Execution correctly triggers UUM at line 11, which is precisely where table lookup is done. Sanitizer also reports some information about origin of the problem. Generation of that information is enabled by -fsanitize-memory-track-origins=2 flag and proves to be quite useful during designing functions with constant-time execution.

Detection works that’s excellent. Let’s try to use it now on a code that’s constant time and see if UUM is not triggered. Following implementation is functionally equivalent to select_n, but now table lookup is done in constant time. Namely, it always goes thru all the elements of the table. The function calculates a mask variable, which sets all the bits only when element n is processed. Then thanks to logical & value is copied to the variable ret.

 1static inline uint64_t const_select_n(uint64_t n) {
 2    uint64_t mask, sign, i, ret = 0;
 3    sign = 1ULL << (63 - n);
 4    // Always iterate over all elements
 5    for (i=0; i<POW2_NUM; i++, sign<<=1) {
 6        // Arithmetical shift right propagates MSB if
 7        // set. Thanks to 'sign' set above, this is
 8        // done only once during whole iteration.
 9        mask = ((int64_t)sign) >> 63;
10        // With correctly set mask only one value
11        // is assigned to 'a' variable
12        ret |= pow2[i] & mask;
13    }
14    return ret;
15}

We can now swap the call to select_n with a call to const_select_n. Such implementation doesn’t trigger UUM anymore, as execution doesn’t depend on uninitialized data - the program always reads the whole table. On the flip side, the implementation of const_select_n is much more complicated to analyse, so tools are needed.

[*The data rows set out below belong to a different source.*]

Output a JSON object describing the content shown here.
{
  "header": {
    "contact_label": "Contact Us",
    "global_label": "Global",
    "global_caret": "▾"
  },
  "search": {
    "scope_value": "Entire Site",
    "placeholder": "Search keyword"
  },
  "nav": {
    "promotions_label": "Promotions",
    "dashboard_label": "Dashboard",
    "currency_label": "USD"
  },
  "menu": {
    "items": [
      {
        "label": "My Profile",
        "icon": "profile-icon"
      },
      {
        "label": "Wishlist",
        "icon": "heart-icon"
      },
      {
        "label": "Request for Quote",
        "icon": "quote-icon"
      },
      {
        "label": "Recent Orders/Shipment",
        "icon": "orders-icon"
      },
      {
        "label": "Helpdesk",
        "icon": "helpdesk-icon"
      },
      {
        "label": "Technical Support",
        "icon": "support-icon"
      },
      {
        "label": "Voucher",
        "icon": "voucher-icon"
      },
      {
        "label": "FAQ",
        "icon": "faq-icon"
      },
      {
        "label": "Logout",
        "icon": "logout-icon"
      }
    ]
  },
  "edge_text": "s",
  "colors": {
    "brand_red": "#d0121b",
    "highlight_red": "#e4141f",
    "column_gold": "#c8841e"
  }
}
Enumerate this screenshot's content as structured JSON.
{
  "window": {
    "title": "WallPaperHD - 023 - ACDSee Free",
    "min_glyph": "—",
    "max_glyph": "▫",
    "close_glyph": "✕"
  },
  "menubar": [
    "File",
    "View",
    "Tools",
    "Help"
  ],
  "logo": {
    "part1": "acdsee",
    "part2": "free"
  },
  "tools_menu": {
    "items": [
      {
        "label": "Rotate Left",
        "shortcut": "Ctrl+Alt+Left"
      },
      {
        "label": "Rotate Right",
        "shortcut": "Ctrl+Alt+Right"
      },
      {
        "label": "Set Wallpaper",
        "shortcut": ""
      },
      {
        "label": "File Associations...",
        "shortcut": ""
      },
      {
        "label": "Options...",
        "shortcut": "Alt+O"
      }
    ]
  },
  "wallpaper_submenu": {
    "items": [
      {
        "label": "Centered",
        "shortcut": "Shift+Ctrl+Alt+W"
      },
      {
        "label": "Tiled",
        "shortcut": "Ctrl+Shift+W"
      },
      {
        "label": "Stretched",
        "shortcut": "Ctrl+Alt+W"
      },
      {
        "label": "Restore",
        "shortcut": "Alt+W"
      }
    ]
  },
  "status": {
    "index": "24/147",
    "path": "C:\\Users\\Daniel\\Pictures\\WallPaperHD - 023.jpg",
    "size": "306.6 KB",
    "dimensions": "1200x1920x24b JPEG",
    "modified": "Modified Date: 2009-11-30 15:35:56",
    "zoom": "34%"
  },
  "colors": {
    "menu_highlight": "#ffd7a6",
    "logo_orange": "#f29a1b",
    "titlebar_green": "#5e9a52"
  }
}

> clang -g -fsanitize=memory -fsanitize-memory-track-origins=2 -fno-omit-frame-pointer test.c
> ./a.out 47
2^47 = 140737488355328
>

Utility called `ct_check.h`

Both, the Memcheck and Memory Sanitizer provide programmatic API, that can be used to design constant-time code. The ct_check provides a unified API for using both of those tools. A flag is used at compile time to control which tool to use. At the development stage, I use both tools- MSan is faster and gives more information in the final report, checks by Memcheck are more granular. Such a wrapper allows writing code only once and hence it is quite useful.

The ct_check.h exposes following functions:

API	Description
`ct_poison`	Marks bytes as uninitialized. Switches on constat time checks for certain memory regions. It is wrapper around `__msan_allocated_memory` and `VALGRIND_MAKE_MEM_UNDEFINED`
`ct_purify`	Marks bytes as initialized. Switches off constat time checks (operation opposite to `ct_poison`)
`ct_print_shadow`	Prints state of shadow bits for uninitialized memory region.
`ct_expect_uum`	Instructs the compiler that it expects UUM after a call to this function. It works only with LLVM, useful for testing.
`ct_require_uum`	Ensures that UUM was before reaching this function. It works only with LLVM, useful for testing. Usually used in blocks `ct_expect_uum(); do_non_ct_stuff(); ct_require_uum();`

With that set of functions, I’ve used tests implemented by A. Lagnley to ensure the correctness of MSan and ctgrind are the same. Implementation of those tests with ct_check.h is here, but indeed, results are the same.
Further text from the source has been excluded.